Que la question de la fonction publique devienne un thème central de la campagne présidentielle ne peut que nous réjouir, à Acteurs publics. Encore faut-il que le débat soit à la hauteur de l’enjeu, connu et accepté par une large majorité de Français : disposer d’un service public de qualité dans des domaines aussi essentiels que la sécurité, la santé et l’éducation.

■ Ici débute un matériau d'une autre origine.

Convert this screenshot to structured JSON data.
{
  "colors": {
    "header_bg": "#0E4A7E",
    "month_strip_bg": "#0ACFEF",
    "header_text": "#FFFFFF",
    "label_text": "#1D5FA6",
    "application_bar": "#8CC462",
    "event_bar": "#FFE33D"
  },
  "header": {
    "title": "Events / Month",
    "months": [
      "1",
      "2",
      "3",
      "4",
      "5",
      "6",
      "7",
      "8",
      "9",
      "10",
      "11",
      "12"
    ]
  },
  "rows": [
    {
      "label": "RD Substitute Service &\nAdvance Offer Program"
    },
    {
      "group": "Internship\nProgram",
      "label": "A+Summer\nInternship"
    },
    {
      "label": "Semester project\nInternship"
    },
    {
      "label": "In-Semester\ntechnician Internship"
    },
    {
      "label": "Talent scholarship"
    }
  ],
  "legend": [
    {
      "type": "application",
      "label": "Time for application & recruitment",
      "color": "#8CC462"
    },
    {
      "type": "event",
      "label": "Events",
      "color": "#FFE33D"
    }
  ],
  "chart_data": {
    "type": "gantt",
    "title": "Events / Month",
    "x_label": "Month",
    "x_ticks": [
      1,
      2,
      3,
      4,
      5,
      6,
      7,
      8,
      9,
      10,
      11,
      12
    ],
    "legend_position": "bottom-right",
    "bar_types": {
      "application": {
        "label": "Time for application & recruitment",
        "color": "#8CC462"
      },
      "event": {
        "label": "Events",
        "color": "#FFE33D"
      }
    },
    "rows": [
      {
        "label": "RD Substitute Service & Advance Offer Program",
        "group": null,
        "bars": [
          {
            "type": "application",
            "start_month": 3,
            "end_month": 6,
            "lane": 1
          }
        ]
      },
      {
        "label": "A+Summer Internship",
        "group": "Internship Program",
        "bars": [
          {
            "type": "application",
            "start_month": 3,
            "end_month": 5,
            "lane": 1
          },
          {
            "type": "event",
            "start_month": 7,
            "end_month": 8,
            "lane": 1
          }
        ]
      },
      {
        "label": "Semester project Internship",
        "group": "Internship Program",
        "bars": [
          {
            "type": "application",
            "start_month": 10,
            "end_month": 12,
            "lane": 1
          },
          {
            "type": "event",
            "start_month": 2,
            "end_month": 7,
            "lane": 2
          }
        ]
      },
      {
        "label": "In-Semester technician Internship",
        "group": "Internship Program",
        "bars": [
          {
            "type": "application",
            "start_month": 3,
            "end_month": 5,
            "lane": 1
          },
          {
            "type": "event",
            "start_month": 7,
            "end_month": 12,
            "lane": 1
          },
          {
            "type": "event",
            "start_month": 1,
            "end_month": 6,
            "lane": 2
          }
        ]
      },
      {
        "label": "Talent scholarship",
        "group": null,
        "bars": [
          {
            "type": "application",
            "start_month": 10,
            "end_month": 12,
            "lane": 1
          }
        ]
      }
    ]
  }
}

Pour ne prendre que ces trois piliers de l’action publique, qui emploient la majorité des fonctionnaires, quel candidat osera annoncer l’ampleur des coupes sans en détailler les conséquences ? À l’opposé, qui osera dire qu’il ne faut rien changer ? Que l’on n’aurait pas le droit de s’interroger sur l’efficacité des dépenses de personnels, qui pèsent, pour les trois fonctions publiques (État, hôpital, collectivités), un quart de la dépense publique et 13 % du PIB* ?
La pire des choses, vu l’état de certains de nos services aujourd’hui, serait le retour du bon vieux rabot. Des suppressions de postes à l’aveugle, par le non-remplacement de départs à la retraite, sans réforme de structure, sans revoir les missions, sans accompagner les agents qui restent, sans moderniser en profondeur la gestion de la fonction publique (recrutement, formation, mobilité, rémunérations…), plongeraient des pans entiers du secteur public dans le chaos.
Acteurs publics donne donc rendez-vous aux candidats et à leurs représentants pour débattre le 2 février à l’hôtel de Lassay car il nous semble illusoire de traiter de la question des effectifs sans s’interroger sur le périmètre de l’action publique et, à l’intérieur de ce périmètre, sur ce qui doit relever d’agents statutaires ou pas.

* Rapport de la Cour des comptes sur la masse salariale de l’État (juillet 2015).